3. L’incapacité en cas d’accord avec un gros utilisateur de droits (type MTV) de
pouvoir gérer les flux et redistribuer les revenus aux différents ayants-droit et
plus crucialement aux artistes.
5. Propositions
A mon sens elles sont quadruples.
1. Création d’un organisme mondial (européen d’abord) qui gère les intérêts politiques
des entrepreneurs culturels, la protection de leurs droits, la négociation des contrats
internationaux et la distribution des royautés reçues.
2. Intervention des pouvoirs publics pour la définition d’une vraie politique de défense
des producteurs de contenus au niveau européen (inexistante aujourd’hui sauf pour le
programme Média) d’une part, et d’autre part soutien proactif à la modification des
directives avantageant pour l’instant les tubes plutôt que les contenus ainsi
qu’harmonisation des durées de protection du droit d’auteur au niveau européen avec
nos principaux partenaires commerciaux. Les droits des producteurs de contenus (de
75 à 95 ans ailleurs, notamment aux Etats-Unis, contre 50 ans en Europe…) sont plus
longs en dehors de l’Europe, et assortis d’obligations permettent une exploitation en
plusieurs fois, avec une rentabilité accrue. Une obligation intéressante est celle faite à
l’entrepreneur culturel d’exploiter, de rendre les œuvres publiques, sous risque de
perte de droits.
3. Politique proactive des différents ministres de la culture (y compris la nôtre…) pour
que les biens culturels soient taxés à un niveau culturel et pas au taux plein... et
surtout restent dans l’AGCS (Accord général pour le commerce des services, au sein
de l’OMC) pour permettre aux pouvoirs publics de mener des politiques d’incitation à
la création, et ne soient pas versés dans le cadre ordinaire de l’OMC (un souhait
américain – cet enjeu central serait trop long à développer ici).

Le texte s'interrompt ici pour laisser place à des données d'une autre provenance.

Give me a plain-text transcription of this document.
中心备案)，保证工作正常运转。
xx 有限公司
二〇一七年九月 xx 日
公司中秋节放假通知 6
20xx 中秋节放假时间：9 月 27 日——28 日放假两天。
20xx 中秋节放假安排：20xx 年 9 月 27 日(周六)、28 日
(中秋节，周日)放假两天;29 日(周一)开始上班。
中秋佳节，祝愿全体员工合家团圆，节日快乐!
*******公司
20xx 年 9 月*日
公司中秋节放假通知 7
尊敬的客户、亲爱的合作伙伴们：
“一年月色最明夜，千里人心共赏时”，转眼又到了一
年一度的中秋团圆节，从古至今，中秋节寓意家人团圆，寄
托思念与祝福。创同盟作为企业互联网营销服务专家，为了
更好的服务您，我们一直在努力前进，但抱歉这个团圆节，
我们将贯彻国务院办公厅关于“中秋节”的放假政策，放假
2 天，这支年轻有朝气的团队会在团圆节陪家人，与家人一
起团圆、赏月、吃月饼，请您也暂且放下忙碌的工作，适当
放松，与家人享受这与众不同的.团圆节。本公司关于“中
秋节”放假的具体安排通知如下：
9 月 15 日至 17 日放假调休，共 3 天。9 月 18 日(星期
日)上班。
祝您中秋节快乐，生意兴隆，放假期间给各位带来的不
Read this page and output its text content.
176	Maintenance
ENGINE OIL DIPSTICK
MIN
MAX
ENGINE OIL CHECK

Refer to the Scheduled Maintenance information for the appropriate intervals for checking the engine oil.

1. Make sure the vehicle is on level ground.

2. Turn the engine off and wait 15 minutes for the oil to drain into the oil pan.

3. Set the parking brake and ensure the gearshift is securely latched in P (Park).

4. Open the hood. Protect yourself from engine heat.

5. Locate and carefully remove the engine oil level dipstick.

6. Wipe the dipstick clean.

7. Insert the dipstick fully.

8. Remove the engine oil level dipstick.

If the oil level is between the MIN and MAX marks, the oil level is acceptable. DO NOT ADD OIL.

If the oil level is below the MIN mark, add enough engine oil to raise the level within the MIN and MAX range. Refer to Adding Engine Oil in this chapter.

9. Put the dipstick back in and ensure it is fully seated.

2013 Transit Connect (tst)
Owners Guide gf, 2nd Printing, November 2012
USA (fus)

4. Ceci m’amène au dernier point, et permet l’instauration de politiques culturelles
locales ou nationales qui pourraient s’inspirer de l’exemple français (crédit d’impôt
avec une double limite décourageant les multinationales, à savoir une limite annuelle
et une limite par œuvre ; garanties d’Etat sur des prêts aux entrepreneurs culturels),
qui a ma préférence ; ou anglais (tax shelter sur tous les biens culturels) ; ou espagnol
(collectivisation privé/public des ressources pour la divulgation de la culture
hispanique hors la péninsule) ; ou irlandais (programme et budget ambitieux d’aide
aux tournées internationales d’artistes nationaux) ; ou encore flamand (Music Invest
sur le modèle du retour sur investissement).
Les actions des pouvoirs publics devront tenir compte de deux éléments importants, qui
demandent une approche courageuse et des décisions politiques potentiellement
impopulaires : le phénomène de la gratuité de l’offre, perçue par le public comme un
droit, et l’inévitable affrontement transatlantique.
Le prix (la chance...) de la diversité culturelle et de l’agenda de Lisbonne passe
inévitablement par l’instauration d’un cadre juridique qui permettra aux entrepreneurs
culturels en Communauté française et en Europe d’exister en percevant la juste
rémunération des œuvres qu’ils publient, des talents qu’ils défendent et de leur travail.